标签（空格分隔）： NLP CMU MOOC DeepLearning CS-11747

---
个人理解，语言模型的问题本质就是如何判定一句话是否通顺

## 1. Count-based Language Models 基于计数的语言模型
略去

### Problems and Solutions
* Cannot share strength among **similiar words**
    Solution: class-based language models
* Cannot condition on context with **intervening words**(上下文相同)

    Dr. Jane Smith          Dr.
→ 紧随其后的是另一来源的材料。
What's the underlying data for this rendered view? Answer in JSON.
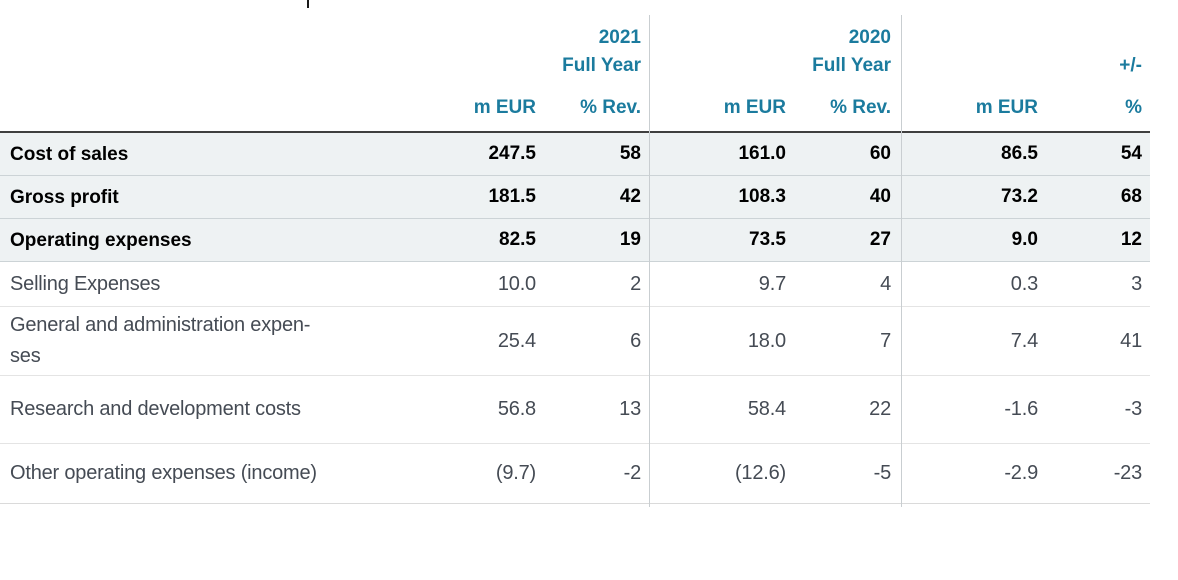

Gertrude Smith

Solution: skip-gram language models
* Cannot handle **long distance dependencies**
Solution: cache, trigger, topic, syntactic models
## 2. Featurized Log-linear Models
* Calculate features of the context 提取文本特征
* Based on the features, calculate probabilities 计算概率
* Optimize feature weights using gradient descent, etc. 利用梯度下降优化特征权重

![ApplicationFrameHost_3KLbZh5fM5.png-103.7kB][1]
之后再将得到的score利用`softmax`计算为概率

计算图可表示如下:
![ApplicationFrameHost_7TdihjnEGj.png-80.1kB][2]

### Lookup 查找
![lookup.png-292.8kB][3]

两种方法：

* 第一种使用index, 时间复杂度为O(1), 更有效率更好
* 用 (vector * num\_of\_words) 与 one-hot vector 相乘，得到最终的word vector

### Training a model 训练模型
loss function 我们一般选取 `negative log likelihood`，这样选取的原因是算法更喜欢计算最小值(直接用导数值为0即可)，因此对`p vector`中的最大值直接取`-log`即可，如下图所示:
![ApplicationFrameHost_mjrJo4kTqV.png-35.8kB][4]

### Parameter Update 参数更新
使用的是反向传播算法，计算的是$\frac{\partial l}{\partial \theta}$, **这里还不太懂**，使用SGD来优化的话，参数更新的方程式就是这样的:
$$\theta \leftarrow \theta - \alpha\frac{\partial l}{\partial \theta}$$
### Choosing a Vocabulary 选择词库
如果希望比较不同的模型，请确保它们的词库相同。当然，基于char和基于vocabulary的模型是可以放在一起比较的，因为基于char的模型它可以生成基于vocabulary的模型。
#### Unknown Words
一般应该设定在`word_freq`小于某值时(例如5),就将它设为`UNK`,因为这样可以显著减少词库个数，以及最后的权重矩阵大小。当然也k可以使用rank threshold，使用自己定义的rank来排除掉最后rank低的单词，将他们定义为`UNK`。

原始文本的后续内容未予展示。